Thursday, 18 March 2010

A Wuxia Scholar

We were going for much more of scholarly look to this set, hence the scroll (it's actually a free calendar from one of the many local Chinese takeaways) and the braid.

The surcoat is made of a coarse grey wool. The long sash and large robe are made of a pale blue linen-polyester. The white shorter robe underneath is the same as that worn with the red robes and is made of white linen-polyester.

The Red Wuxia robes are almost identical to the Blue ones, with exception of colours (obviously) and the way we've layered them on. They both have hidden pockets in the sleeve and due to similarity in materials, the same remarks about the rather useful non-wrinkling nature of the fabric apply again.

Wuxia scholars aren't usually female, though there is a huge amount cross-dressing in the stories. Needless to say, this dates back to folk stories such as Mulan and rather with greater relevance to the subject of scholars, Yingtai from the Butterfly Lovers. The great progenitor of the Wuxia genre, Jin Yong (aka Louis Cha) has countless crossdressing heroines, including Huang Rong from Legend of the Condor-Shooting Heroes. More recognisable to the Western audience is probably Jen's brief disguise in Crouching Tiger Hidden Dragon.

It's actually a mild problem that Western audiences are usually not very able to read the crossdressing cues in a wuxia film since both genders wear somewhat similar loose-fitting robes.

Wuxia robes are almost entirely about the layering and colours, rather than complex or even intricate design. The Mercenary was playing about with them at one point to try to apply the "steampunk" template to them and it didn't exactly go well, loose robes don't really mix well with Victoriana, corsetry and fitted garments. But we'll perhaps see the results when I get around to doing some photos of the results.

Any ideas from the readers?

Incidentally, we saw Phil Gates, author of Horrible Science book Evolve or Die, at the Botanic Gardens.

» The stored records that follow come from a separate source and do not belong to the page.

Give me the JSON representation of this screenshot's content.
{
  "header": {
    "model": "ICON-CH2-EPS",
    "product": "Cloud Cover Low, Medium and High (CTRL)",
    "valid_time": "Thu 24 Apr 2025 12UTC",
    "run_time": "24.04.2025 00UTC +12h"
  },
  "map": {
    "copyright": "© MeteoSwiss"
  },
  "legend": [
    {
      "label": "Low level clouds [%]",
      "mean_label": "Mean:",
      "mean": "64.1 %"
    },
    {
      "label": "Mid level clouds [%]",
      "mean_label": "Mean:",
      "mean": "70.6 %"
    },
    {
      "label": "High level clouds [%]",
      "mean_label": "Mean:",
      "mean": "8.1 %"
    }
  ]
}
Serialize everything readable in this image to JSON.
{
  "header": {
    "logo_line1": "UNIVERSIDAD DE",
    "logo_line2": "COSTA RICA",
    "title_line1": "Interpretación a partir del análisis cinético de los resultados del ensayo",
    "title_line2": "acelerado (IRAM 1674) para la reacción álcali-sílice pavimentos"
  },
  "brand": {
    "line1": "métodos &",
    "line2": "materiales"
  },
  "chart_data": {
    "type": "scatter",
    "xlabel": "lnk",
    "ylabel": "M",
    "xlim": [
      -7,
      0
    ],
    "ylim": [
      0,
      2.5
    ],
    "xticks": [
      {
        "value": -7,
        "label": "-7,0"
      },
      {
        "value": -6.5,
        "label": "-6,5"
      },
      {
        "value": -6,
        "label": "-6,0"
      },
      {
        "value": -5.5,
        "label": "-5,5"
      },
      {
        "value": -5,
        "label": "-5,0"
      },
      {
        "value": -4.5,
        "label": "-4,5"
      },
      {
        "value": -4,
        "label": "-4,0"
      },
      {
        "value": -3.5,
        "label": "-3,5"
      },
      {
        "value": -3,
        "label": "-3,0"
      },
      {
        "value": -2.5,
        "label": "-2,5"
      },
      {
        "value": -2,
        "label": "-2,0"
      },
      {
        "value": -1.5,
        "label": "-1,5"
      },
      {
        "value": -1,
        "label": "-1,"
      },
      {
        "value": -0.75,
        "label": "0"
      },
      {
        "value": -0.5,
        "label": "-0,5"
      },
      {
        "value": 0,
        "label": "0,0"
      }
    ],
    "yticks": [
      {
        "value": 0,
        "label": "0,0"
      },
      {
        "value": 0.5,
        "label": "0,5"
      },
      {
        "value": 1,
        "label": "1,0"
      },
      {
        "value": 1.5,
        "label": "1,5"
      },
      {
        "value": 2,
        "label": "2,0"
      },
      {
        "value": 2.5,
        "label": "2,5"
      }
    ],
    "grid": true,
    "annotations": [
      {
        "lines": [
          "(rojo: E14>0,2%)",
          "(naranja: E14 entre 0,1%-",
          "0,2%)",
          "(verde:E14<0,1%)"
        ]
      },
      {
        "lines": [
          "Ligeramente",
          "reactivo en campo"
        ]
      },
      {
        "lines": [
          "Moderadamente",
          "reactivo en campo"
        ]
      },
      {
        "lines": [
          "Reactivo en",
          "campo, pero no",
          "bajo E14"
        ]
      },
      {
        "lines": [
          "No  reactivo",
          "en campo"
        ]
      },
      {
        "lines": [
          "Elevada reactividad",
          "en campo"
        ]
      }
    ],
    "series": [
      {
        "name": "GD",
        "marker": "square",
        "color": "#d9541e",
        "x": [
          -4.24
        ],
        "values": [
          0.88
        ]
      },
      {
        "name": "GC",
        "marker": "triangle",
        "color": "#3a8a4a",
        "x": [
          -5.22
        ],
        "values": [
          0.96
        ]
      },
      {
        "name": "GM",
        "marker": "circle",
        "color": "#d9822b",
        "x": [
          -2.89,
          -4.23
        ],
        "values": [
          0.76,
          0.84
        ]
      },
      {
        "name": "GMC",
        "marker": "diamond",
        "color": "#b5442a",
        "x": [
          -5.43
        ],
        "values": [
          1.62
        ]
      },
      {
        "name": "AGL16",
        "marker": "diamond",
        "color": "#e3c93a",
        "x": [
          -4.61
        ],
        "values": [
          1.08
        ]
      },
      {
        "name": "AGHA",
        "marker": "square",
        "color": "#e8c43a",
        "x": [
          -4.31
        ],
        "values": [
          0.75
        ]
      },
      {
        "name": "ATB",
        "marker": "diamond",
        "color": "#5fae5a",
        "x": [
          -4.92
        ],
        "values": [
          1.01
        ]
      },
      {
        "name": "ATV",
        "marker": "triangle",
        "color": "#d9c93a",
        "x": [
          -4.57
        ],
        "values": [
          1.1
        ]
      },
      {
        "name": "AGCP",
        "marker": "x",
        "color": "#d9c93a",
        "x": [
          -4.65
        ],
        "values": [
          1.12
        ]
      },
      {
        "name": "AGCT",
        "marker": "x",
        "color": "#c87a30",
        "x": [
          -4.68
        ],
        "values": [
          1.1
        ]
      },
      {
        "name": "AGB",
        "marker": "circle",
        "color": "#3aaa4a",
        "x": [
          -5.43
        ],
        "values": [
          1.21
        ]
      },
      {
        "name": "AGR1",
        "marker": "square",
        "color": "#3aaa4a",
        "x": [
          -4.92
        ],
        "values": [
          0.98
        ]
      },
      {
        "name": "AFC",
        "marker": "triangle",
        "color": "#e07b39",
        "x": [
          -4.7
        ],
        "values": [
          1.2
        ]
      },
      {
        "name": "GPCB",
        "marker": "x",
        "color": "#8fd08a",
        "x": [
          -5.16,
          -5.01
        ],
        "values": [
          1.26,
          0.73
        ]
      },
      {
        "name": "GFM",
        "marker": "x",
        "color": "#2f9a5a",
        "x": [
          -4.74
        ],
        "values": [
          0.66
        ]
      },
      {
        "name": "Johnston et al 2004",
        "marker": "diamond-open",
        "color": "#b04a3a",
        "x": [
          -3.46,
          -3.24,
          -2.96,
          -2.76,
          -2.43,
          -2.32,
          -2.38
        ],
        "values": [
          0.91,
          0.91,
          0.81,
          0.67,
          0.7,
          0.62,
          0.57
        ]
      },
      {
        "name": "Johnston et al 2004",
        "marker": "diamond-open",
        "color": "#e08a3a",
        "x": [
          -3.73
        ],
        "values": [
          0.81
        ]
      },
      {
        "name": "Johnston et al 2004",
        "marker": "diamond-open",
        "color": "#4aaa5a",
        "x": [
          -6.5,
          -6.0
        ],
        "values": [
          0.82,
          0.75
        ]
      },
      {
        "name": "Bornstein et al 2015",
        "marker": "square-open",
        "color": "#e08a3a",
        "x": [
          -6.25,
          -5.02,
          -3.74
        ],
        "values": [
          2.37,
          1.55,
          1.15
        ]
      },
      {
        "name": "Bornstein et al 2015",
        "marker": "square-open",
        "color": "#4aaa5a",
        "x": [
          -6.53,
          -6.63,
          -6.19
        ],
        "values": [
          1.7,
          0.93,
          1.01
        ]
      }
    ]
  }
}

It's not exactly a rare occurance, he does work there, but he does have three blogs, including Cabinent of Curiosities, a natural history blog from the North East of England. The Designer thinks there's good money to be made in trying to sell these Jade Vines to the Chinese - if only they aren't horribly endangered.

To commission a similar set of robes from the Costume Mercenary would cost something in the region of £80.

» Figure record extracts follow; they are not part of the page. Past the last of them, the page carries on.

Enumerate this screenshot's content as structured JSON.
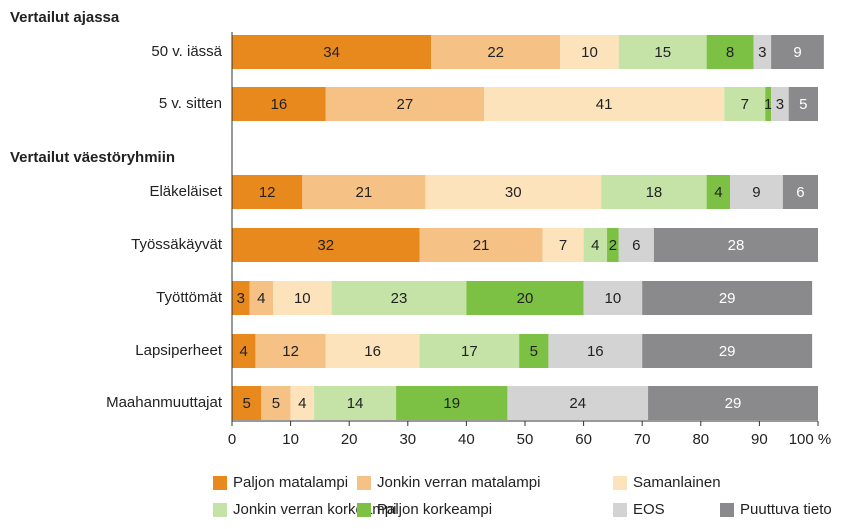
{
  "chart_data": {
    "type": "stacked-bar-horizontal",
    "group_labels": [
      "Vertailut ajassa",
      "Vertailut väestöryhmiin"
    ],
    "categories": [
      "50 v. iässä",
      "5 v. sitten",
      "Eläkeläiset",
      "Työssäkäyvät",
      "Työttömät",
      "Lapsiperheet",
      "Maahanmuuttajat"
    ],
    "series": [
      {
        "name": "Paljon matalampi",
        "color": "#e8891d",
        "values": [
          34,
          16,
          12,
          32,
          3,
          4,
          5
        ]
      },
      {
        "name": "Jonkin verran matalampi",
        "color": "#f5c185",
        "values": [
          22,
          27,
          21,
          21,
          4,
          12,
          5
        ]
      },
      {
        "name": "Samanlainen",
        "color": "#fde3bb",
        "values": [
          10,
          41,
          30,
          7,
          10,
          16,
          4
        ]
      },
      {
        "name": "Jonkin verran korkeampi",
        "color": "#c5e3a6",
        "values": [
          15,
          7,
          18,
          4,
          23,
          17,
          14
        ]
      },
      {
        "name": "Paljon korkeampi",
        "color": "#7cc143",
        "values": [
          8,
          1,
          4,
          2,
          20,
          5,
          19
        ]
      },
      {
        "name": "EOS",
        "color": "#d3d3d3",
        "values": [
          3,
          3,
          9,
          6,
          10,
          16,
          24
        ]
      },
      {
        "name": "Puuttuva tieto",
        "color": "#8a8a8c",
        "values": [
          9,
          5,
          6,
          28,
          29,
          29,
          29
        ]
      }
    ],
    "xlim": [
      0,
      100
    ],
    "xticks": [
      0,
      10,
      20,
      30,
      40,
      50,
      60,
      70,
      80,
      90,
      {
        "value": 100,
        "label": "100 %"
      }
    ]
  }
}
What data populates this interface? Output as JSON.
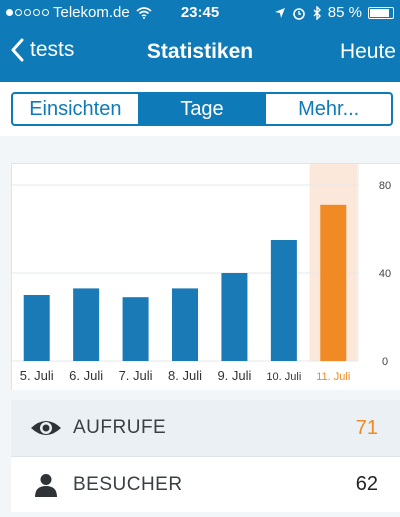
{
  "status_bar": {
    "carrier": "Telekom.de",
    "time": "23:45",
    "battery": "85 %",
    "battery_level": 0.85
  },
  "nav": {
    "back_label": "tests",
    "title": "Statistiken",
    "today_label": "Heute"
  },
  "segments": [
    {
      "label": "Einsichten",
      "active": false
    },
    {
      "label": "Tage",
      "active": true
    },
    {
      "label": "Mehr...",
      "active": false
    }
  ],
  "chart_data": {
    "type": "bar",
    "categories": [
      "5. Juli",
      "6. Juli",
      "7. Juli",
      "8. Juli",
      "9. Juli",
      "10. Juli",
      "11. Juli"
    ],
    "values": [
      30,
      33,
      29,
      33,
      40,
      55,
      71
    ],
    "yticks": [
      "80",
      "40",
      "0"
    ],
    "ylim": [
      0,
      80
    ],
    "highlighted_index": 6,
    "colors": {
      "bar": "#1a7ab5",
      "highlight": "#f08a24",
      "highlight_bg": "#fce8da"
    }
  },
  "stats": {
    "views": {
      "label": "AUFRUFE",
      "value": "71",
      "icon": "eye-icon",
      "value_color": "#f08a24"
    },
    "visitors": {
      "label": "BESUCHER",
      "value": "62",
      "icon": "person-icon",
      "value_color": "#222222"
    }
  }
}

As always, more photos under the cut.


  1. This is amazing work! I find myself nostalgic for those movies just by looking at these pictures. I've been looking for a wuxia-inspired costume for a while now to mesh with my steampunk costume, and yours is the first site I've ever come across which makes these. May I ask what fabric you use? Also, POCKETS IN THE SLEEVES? DO WANT.

  2. Linen-Polyester blend for the most part in the wuxia costumes. Looks a lot like a rough-spun linen, but the texture is kinda "crunchy". I'm still of two minds about it since it is very, very easy to care for, flows beautifully and doesn't crease, [i]but[/i] it rustles a little oddly and is rather obviously not linen when you touch it.

    Watch this space? We've been batting around ideas for asian steampunk for a while and some of it might make it to the blog.